Este “Ashenden, O Agente Britânico” de W. Somerset Maugham não é a primeira novela sobre agentes secretos escrita por britânicos. Talvez “O Agente Secreto” de Joseph Conrad, escrito em 1907, mereça essa honra. E mesmo “His Last Bow”, onde, em 1917, Arthur Conan Doyle coloca Sherlock Holmes como agente secreto, desmascarando um agente alemão, também é anterior a este livro. Mas “Ashenden” é um livro que influenciou muita gente. Os grandes nomes de novelas de espionagem como John Le Carré, Eric Ambler, Len Deighton ou mesmo Ian Fleming, todos renderam homenagem a Maugham como influenciador incontornável. O chefe de James Bond no MI-6 é “M”, tal como o de Ashenden é “R”. Não é um acaso: a ideia de usar uma letra para designar o chefe do MI-6 partiu do primeiro chefe deste serviço, Sir Marshall Smith-Cumming, que assinava como “C”.
Maugham conhecia o ambiente denso e nebuloso deste mundo: foi agente secreto durante a Primeira Guerra Mundial e passou as suas experiências para Ashenden, também ele culto, polido e com um olhar crítico e cínico sobre o mundo. As diferentes histórias que vão decorrendo diante dos nossos olhos e que têm Ashenden como elo de ligação mostram já um mundo onde a amoralidade reina, tal como os erros de análise. E os desastres horríveis. Numa delas o agente cruza-se com um assassino mexicano, que gosta que o chamem de “o general”, e ambos procuram eliminar um espião alemão. Mas a informação recolhida pelos chefes de Ashenten é incorreta e o mexicano mata um inocente. O mexicano não deixa de dormir por causa disso. Mas Ashenden fica muito incomodado. Noutra, Ashenden deve utilizar a paixão de um separatista indiano, que luta contra o colonialismo britânico, Chandra Lal, por Giulia Lazzari, uma rapariga de um cabaret, para conseguir que ele vá da Suíça para a França, onde poderá ser preso e executado pelos agentes ingleses. Lazzari apela a Ashenden para que os seus valores venham ao cimo e isso seja capaz de impedir que um homem possa ser conduzido à morte devido à sua paixão por uma mulher. Mas Ashenden é inamovível e mostra que o seu amor à pátria é superior aos seus sentimentos.
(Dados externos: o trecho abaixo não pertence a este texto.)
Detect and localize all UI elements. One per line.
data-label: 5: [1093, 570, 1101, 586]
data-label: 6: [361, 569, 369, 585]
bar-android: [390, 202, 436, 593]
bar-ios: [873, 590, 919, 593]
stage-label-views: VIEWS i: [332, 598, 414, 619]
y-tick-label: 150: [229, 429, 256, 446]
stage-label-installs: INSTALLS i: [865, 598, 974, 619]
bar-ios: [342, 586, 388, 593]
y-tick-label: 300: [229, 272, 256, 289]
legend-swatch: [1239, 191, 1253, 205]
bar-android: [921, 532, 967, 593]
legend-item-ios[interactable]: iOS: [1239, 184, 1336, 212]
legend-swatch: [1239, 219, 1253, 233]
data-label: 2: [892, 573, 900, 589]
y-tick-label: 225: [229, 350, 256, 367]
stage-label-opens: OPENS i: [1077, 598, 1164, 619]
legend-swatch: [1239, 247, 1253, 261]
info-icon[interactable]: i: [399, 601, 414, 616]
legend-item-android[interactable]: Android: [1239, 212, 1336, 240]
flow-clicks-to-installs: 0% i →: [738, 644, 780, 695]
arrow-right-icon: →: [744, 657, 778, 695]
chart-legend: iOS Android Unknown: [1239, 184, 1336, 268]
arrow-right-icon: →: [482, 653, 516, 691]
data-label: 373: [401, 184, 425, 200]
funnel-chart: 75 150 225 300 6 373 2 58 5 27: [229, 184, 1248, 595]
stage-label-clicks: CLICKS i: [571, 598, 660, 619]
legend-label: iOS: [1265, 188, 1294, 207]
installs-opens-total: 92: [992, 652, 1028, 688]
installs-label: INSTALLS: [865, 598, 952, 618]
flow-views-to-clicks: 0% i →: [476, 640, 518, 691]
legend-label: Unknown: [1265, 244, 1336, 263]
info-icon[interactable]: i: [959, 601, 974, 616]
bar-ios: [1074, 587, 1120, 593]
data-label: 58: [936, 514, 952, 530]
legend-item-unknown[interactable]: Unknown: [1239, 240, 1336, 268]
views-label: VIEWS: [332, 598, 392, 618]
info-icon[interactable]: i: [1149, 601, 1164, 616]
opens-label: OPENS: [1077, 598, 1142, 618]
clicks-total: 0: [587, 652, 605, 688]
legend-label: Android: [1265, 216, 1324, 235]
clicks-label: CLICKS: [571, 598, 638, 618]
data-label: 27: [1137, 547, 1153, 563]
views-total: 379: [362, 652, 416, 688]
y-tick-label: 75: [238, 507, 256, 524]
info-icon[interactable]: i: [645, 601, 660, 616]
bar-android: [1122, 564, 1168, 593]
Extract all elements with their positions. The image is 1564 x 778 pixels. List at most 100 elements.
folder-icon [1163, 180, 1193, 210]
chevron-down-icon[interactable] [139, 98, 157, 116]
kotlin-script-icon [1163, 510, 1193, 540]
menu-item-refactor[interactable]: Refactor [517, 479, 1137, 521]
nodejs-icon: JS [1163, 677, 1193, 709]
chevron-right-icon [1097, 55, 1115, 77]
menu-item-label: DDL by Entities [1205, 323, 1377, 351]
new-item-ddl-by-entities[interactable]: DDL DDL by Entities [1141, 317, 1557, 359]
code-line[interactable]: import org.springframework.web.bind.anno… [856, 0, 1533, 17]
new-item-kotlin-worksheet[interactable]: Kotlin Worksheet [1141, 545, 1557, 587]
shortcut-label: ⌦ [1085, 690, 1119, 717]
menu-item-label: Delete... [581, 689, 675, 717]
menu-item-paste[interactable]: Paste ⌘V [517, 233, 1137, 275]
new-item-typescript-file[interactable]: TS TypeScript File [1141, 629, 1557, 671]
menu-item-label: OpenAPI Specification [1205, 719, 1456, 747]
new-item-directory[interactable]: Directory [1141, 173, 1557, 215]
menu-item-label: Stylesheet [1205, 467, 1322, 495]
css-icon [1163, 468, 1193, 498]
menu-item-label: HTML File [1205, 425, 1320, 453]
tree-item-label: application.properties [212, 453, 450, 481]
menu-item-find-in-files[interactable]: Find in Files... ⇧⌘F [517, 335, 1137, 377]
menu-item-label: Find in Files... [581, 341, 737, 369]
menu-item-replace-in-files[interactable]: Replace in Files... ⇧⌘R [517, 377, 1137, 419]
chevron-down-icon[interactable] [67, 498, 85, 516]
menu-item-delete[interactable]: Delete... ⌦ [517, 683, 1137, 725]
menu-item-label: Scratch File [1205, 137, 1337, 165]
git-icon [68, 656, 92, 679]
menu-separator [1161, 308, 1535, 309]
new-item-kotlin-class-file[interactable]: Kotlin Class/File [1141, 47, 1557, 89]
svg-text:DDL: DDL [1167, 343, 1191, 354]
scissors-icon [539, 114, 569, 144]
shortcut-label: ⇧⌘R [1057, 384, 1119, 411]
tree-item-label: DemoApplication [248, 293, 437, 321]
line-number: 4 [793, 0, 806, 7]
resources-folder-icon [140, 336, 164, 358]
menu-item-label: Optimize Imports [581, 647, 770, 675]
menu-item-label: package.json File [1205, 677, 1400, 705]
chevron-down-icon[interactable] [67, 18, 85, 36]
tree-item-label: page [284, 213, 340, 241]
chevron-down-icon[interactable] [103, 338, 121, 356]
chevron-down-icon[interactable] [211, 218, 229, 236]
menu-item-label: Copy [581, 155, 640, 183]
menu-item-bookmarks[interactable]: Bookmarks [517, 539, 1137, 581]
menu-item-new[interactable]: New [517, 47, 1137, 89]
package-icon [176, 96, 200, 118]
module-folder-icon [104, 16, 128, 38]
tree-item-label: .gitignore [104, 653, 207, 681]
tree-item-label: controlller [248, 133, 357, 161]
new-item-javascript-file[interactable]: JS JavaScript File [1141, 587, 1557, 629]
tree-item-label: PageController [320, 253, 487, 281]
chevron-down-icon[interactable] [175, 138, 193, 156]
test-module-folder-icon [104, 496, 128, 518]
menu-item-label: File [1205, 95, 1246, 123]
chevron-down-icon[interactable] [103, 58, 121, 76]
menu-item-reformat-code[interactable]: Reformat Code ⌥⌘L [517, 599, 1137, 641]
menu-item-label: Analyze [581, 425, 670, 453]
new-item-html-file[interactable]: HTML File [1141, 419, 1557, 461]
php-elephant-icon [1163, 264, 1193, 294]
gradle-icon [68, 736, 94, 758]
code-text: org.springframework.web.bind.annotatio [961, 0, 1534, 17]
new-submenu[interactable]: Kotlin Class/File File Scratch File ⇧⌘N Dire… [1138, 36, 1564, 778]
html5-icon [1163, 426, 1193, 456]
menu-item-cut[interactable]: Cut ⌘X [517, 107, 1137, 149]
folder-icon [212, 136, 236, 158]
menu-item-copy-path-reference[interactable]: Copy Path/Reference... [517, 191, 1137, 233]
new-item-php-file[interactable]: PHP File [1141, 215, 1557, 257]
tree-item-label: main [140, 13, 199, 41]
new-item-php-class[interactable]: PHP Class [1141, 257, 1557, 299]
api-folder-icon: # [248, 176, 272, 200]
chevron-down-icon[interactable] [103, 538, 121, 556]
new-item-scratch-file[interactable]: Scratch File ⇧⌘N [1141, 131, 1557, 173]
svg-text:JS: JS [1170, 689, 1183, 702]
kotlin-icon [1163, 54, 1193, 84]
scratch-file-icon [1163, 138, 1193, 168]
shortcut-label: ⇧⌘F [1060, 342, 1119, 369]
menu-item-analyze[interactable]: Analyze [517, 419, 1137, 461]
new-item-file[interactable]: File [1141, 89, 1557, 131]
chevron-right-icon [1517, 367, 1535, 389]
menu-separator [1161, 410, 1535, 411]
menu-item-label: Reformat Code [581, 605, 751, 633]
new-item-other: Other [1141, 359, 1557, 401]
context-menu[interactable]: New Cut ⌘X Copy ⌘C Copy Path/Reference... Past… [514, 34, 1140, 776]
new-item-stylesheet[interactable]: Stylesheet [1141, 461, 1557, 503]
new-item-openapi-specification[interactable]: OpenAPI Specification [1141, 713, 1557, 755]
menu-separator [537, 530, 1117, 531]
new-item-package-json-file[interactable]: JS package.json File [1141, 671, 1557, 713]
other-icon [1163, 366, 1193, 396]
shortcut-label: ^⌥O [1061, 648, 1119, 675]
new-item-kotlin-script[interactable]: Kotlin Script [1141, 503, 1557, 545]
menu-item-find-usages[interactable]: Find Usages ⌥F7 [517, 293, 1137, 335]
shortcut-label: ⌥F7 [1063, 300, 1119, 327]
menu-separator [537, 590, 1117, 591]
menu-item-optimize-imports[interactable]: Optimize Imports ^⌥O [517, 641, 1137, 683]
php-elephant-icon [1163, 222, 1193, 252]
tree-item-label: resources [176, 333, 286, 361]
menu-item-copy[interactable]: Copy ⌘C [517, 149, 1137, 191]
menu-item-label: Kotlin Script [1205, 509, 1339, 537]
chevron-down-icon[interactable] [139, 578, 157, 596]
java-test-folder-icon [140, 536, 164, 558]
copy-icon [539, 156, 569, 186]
Os últimos capítulos do livro têm a ver com as ações de Ashenden na Rússia depois da queda de Nicolau II, quando o país, agora uma república sob a batuta de um anedótico Alexander Kerensky, oscila, antes de mudar para sempre. Para os ingleses só há um problema: se a Rússia sai da guerra e faz a paz com a Alemanha. Mas sabemos da história que, com a chegada de Lenine ao poder, a Grã-Bretanha não conseguiu manter a Rússia na guerra. E sabemos que os esforços de Ashenden acabam por falhar. O livro termina, com um sentido quase poético e sangrento à volta de um homem de negócios americano, Harrington, que gosta de ler alto, que viaja até Petrogrado para fazer negócios, que acredita que o mundo se rege pelas regras do seu país. Assina um contrato com o ministro nas vésperas dos bolcheviques tomarem o Palácio de Inverno e a russa Anastasia Alexandrovna (velha paixão do espião), reflexo das obras de Dostoiévski, assiste ao que Ashenden diz a Harrington: “O ministro assinou os documentos ontem porque sabia que não fazia qualquer diferença. Os seus contratos não valem nada. Os bolcheviques vão declarar a paz com a Alemanha assim que puderem”. Tudo acaba com Harrington morto na neve, segurando a sua roupa por lavar e engomar, e que achava que tinha de levar de volta para os Estados Unidos, quando o que estava em causa era salvar a pele.
Mestre da prosa, Maugham dá-nos as traves-mestras deste estilo de livros, cruzando connosco as suas próprias referências. Ao mesmo tempo que, com a sua cínica visão, mostra o mundo da espionagem como bizarro e cruel. Com os espiões usados como peões de um xadrez que não dominam e a moralidade como fraqueza. Ninguém parece estar totalmente certo ou errado. Só interessa ganhar e para isso todos os meios são usados. É a vida, como sempre.